- Born: Rwanda-Urundi
- Political party: FPR
- Conviction: Crime against humanity
- Criminal penalty: Life imprisonment

= Béatrice Nirere =

Rwandan politician

Béatrice Nirere is a Rwandan politician who was convicted of genocide for her involvement in the 1994 Rwandan Genocide. At the time of her conviction in 2009, she was a member of the Chamber of Deputies of Rwanda, the country's lower house of parliament.

==Events==
In 1993, Nirere was a deputy governor in charge of social affairs in the Byumba Prefecture. That year, she fled from advancing troops of the Rwandan Patriotic Front (FPR) and moved to a suburb of Kigali. Witnesses stated that during the 1994 Rwandan Genocide Nirere was a member of the Interahamwe militia that organised the massacre of ethnic Tutsis and moderate Hutus and that Nirere's influence with the militia derived from her political position. Nirere admitted to having handed out uniforms and other supplies to Interahamwe members, but she denied being otherwise affiliated with them. She was also accused of setting up and overseeing a roadblock where Tutsis were detained before they were killed.

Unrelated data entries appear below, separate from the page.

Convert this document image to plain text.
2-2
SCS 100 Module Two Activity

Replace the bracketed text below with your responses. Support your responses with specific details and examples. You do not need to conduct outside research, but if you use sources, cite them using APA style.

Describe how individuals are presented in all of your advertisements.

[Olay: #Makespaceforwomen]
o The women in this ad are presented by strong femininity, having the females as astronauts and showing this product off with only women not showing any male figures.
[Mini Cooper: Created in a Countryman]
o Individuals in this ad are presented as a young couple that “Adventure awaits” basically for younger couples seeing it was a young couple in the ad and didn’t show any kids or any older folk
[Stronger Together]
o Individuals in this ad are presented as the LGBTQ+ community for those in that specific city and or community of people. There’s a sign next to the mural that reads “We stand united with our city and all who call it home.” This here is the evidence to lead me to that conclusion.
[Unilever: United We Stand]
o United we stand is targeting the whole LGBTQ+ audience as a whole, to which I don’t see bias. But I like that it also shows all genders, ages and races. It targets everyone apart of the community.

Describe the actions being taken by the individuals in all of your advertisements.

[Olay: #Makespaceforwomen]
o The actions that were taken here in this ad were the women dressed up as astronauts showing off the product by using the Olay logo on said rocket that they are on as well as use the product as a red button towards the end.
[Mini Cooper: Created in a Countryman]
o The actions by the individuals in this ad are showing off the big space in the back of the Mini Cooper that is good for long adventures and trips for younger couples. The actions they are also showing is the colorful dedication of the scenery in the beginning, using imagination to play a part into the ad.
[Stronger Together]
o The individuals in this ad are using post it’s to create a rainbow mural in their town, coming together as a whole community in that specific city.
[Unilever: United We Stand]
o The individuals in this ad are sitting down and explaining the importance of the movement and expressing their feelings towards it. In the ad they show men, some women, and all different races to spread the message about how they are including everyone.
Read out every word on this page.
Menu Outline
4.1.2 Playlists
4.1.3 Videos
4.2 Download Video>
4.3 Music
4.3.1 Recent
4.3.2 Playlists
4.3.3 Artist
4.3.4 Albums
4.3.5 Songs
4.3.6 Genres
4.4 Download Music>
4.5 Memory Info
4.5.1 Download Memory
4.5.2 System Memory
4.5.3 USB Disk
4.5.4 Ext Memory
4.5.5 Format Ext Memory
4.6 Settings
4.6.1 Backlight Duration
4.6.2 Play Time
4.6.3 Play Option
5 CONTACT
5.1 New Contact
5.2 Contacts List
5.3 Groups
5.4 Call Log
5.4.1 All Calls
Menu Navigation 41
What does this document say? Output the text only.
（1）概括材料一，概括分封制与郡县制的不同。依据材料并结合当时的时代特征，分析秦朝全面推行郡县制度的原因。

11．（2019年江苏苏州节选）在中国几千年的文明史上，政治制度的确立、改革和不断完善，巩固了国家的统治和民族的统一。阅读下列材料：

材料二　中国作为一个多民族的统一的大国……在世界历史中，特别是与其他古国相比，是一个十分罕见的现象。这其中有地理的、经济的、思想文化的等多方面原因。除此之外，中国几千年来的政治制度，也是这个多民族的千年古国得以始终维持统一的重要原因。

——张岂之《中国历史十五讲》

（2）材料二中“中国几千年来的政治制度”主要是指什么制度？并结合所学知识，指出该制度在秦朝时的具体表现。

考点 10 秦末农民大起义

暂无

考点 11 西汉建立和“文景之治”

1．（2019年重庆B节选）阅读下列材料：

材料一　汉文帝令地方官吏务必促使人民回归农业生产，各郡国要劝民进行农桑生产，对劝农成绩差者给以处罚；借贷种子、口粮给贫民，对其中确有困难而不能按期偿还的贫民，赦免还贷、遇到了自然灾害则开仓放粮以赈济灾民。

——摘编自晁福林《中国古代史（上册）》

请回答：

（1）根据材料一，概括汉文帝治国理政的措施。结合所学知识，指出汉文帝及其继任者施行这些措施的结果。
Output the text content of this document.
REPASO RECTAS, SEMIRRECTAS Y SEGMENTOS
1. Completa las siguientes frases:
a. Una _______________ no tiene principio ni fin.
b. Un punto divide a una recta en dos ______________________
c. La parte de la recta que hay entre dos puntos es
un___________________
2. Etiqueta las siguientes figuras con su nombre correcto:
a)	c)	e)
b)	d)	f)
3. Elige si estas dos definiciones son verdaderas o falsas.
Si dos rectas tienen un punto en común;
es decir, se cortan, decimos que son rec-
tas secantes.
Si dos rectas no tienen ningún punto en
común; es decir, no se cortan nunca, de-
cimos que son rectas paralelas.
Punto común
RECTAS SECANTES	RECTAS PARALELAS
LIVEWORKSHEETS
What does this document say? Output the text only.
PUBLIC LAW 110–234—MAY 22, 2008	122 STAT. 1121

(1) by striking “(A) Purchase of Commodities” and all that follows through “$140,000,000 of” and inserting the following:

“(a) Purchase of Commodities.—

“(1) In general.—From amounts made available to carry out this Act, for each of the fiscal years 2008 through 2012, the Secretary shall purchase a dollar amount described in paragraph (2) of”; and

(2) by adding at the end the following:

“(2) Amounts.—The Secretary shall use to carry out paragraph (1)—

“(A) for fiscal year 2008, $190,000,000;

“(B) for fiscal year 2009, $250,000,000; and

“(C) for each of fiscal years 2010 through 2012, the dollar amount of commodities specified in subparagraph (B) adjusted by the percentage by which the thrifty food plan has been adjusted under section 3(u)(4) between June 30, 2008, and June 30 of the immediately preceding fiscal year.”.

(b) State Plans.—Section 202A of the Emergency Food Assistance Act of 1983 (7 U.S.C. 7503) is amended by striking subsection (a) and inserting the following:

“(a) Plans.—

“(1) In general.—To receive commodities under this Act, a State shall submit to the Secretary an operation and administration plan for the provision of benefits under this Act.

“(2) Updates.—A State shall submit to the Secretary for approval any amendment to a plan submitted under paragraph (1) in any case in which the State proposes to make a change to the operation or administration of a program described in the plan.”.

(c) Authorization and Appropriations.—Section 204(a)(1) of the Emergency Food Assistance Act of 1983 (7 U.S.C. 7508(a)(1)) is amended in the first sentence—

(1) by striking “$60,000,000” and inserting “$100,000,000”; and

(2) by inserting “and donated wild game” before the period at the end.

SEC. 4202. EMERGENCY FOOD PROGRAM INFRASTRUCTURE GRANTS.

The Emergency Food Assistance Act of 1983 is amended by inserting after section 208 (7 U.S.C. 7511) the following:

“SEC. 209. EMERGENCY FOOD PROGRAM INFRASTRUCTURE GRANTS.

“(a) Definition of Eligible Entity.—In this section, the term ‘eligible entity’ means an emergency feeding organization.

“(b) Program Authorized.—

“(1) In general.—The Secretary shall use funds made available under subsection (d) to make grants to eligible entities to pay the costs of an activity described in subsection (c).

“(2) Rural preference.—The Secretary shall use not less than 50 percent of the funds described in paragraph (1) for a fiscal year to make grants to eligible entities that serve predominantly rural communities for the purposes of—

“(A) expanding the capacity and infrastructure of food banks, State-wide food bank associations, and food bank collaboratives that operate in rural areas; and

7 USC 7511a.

In September 2008, Nirere was re-elected to the Chamber of Deputies as a member of the ruling FPR. Following a further five months as a member of parliament, she was charged with genocide and tried in a gacaca court in Giporoso, Gasabo District. On 2 March 2009, Nirere was found guilty of genocide and sentenced to life imprisonment. The question of Nirere's replacement in parliament was raised in the following May, as she had not yet been replaced by the FPR. The speaker of the house, Rose Mukantabana, raised the issue since a maximum of ten days is allowed by the parliamentary law.